Le congé de formation professionnelle (CFP) représente une opportunité précieuse pour les agents de la fonction publique qui souhaitent renforcer ou diversifier leurs compétences. La prochaine campagne 2026/2027 met en lumière des modalités bien définies encadrant ce dispositif. Accessible à la majorité des agents en activité justifiant d’au moins trois ans de services, ce congé s’inscrit dans une démarche volontaire de perfectionnement à travers un arrêt temporaire d’activité. La demande repose sur un formulaire spécifique qui facilite la procédure administrative et garantit un traitement optimal des dossiers.
En s’engageant dans un congé de formation, les agents bénéficient d’un maintien partiel de leur rémunération, à hauteur d’un forfait de 85 % de leur indice. Cette configuration allie la sécurité financière à l’enrichissement professionnel. Toujours conditionné à un engagement de retour au service public, égal à trois fois la durée du congé, le dispositif encourage la fidélisation tout en offrant une réelle flexibilité dans la gestion de carrière. Cette campagne 2026/2027 est une invitation à saisir pleinement cette possibilité pour concevoir son parcours professionnel avec autonomie.
Les conditions d’éligibilité au congé de formation professionnelle pour 2026/2027
Peu importe leur statut de titulaire ou non, tous les agents publics en activité peuvent prétendre au CFP dès lors qu’ils justifient d’une ancienneté minimale de trois ans. Cette exigence de continuité de service garantit une certaine expérience sur le terrain avant l’engagement dans un projet de formation. Ainsi, un agent travaillant au service administratif d’une collectivité locale après plusieurs années d’exercice pourra soumettre sa demande sans restriction liée au type de contrat.
La durée minimale du congé est fixée à un mois, ce qui laisse la latitude nécessaire pour envisager divers formats de formation, qu’elle soit courte ou à plus long terme. Il est important de noter que ce congé ne peut excéder trois ans cumulés sur l’ensemble de la carrière, ce qui limite les usages excessifs et préserve l’équilibre dans la gestion des effectifs.
Modalités pratiques pour déposer une demande de congé en 2026/2027
La campagne pour l’année scolaire 2026–2027 se déroule jusqu’au 16 janvier 2026, date butoir pour transmettre un dossier complet. Le formulaire requis s’obtient directement dans les annexes officielles, aux pages 4 et 5, ce qui garantit un accès simple et structuré aux documents indispensables. Ce formalisme protège les agents, en assurant une traçabilité rigoureuse de leurs demandes et un traitement équitable par les autorités compétentes.

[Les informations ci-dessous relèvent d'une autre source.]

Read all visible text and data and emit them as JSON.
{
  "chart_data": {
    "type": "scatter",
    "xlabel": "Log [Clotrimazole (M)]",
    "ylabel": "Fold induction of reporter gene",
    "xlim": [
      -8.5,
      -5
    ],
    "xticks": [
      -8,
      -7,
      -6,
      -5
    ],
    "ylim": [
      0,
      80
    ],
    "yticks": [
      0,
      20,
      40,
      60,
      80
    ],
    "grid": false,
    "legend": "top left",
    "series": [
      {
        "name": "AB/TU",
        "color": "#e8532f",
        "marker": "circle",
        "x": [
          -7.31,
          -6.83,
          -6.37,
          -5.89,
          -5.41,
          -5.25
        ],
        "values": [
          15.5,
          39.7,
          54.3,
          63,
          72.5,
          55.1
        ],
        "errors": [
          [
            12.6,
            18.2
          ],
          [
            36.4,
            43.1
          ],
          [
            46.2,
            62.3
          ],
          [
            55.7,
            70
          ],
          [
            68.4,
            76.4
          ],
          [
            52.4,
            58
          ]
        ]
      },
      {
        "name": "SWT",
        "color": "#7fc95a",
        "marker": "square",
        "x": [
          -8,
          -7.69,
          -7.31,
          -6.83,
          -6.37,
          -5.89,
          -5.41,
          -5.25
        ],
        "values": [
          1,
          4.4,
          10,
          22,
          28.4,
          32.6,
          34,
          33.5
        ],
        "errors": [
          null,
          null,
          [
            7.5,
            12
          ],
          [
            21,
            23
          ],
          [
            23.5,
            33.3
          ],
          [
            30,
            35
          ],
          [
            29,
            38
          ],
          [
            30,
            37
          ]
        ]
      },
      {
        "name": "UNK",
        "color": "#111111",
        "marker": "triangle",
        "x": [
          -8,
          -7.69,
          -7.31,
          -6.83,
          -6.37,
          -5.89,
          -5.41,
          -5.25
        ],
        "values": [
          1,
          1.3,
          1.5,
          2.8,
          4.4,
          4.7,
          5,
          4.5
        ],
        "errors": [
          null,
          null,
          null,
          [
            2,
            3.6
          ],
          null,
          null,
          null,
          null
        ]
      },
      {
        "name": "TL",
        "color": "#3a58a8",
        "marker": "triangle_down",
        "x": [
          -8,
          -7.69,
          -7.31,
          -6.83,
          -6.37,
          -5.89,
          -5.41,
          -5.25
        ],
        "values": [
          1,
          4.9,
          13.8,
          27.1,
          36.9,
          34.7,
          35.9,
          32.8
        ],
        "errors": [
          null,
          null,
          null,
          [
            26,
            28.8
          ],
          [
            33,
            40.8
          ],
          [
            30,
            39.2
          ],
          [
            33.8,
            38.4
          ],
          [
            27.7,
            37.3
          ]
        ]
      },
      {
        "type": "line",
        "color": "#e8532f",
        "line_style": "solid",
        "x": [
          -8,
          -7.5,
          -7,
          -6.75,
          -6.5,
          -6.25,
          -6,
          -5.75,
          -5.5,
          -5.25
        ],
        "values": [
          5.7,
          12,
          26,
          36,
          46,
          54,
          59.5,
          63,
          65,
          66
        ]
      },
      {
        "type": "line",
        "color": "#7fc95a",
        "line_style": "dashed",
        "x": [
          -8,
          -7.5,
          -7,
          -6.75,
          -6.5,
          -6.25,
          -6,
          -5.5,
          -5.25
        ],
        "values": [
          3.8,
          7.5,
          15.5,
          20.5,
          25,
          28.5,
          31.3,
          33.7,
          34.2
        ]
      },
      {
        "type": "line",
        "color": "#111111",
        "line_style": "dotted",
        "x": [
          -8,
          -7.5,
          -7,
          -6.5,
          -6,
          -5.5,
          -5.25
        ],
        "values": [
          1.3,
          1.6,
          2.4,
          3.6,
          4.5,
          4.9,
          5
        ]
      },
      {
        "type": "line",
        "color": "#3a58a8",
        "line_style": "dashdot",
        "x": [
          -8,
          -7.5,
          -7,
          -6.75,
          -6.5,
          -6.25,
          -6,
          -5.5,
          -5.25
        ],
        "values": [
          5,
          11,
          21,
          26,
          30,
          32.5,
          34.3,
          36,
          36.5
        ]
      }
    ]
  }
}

L’exemple d’Alice, agente territoriale ayant projeté une montée en compétences dans la gestion des ressources humaines, illustre bien cette procédure. Après avoir complété son formulaire, elle a respecté le délai imparti et a obtenu un retour positif lui permettant de débuter sa formation en septembre, tout en conservant une partie de son salaire pendant la durée du congé.
Rémunération et engagements liés au congé de formation professionnelle
La spécificité du CFP réside dans le maintien d’une partie de la rémunération durant la période d’arrêt d’activité, avec un forfait fixé à 85 % de l’indice de l’agent en vigueur au moment du congé. Ce maintien salarial constitue un levier important pour la motivation et la sécurisation financière, qui permet une concentration efficace sur les objectifs pédagogiques.
Au terme du congé, l’agent est tenu à un engagement de service dans la fonction publique équivalent à trois fois la durée du congé. Cette clause vise à équilibrer l’investissement consenti par l’employeur et celle du bénéficiaire, en assurant une continuité bénéfique pour les deux parties. Par exemple, pour un congé de six mois, le retour au poste s’effectuera pour une période minimale de dix-huit mois, garantissant ainsi le transfert concret des compétences acquises.
Implications concrètes sur la carrière et stratégie de développement
Le CFP ne se limite pas à une simple pause dans l’activité professionnelle. Au contraire, il devient un levier essentiel pour évoluer, s’adapter aux évolutions du secteur public, et anticiper les mutations des métiers. C’est notamment une ressource précieuse pour les agents souhaitant changer de spécialité, obtenir une promotion ou répondre aux nouvelles exigences réglementaires.
L’exemple d’un agent de la santé publique ayant suivi une formation en management hospitalier montre comment le CFP peut ouvrir des perspectives inédites. Après avoir obtenu son diplôme, il a pu accéder à des postes à responsabilités accrues, bénéficiant ainsi de la reconnaissance de son investissement personnel et du soutien institutionnel.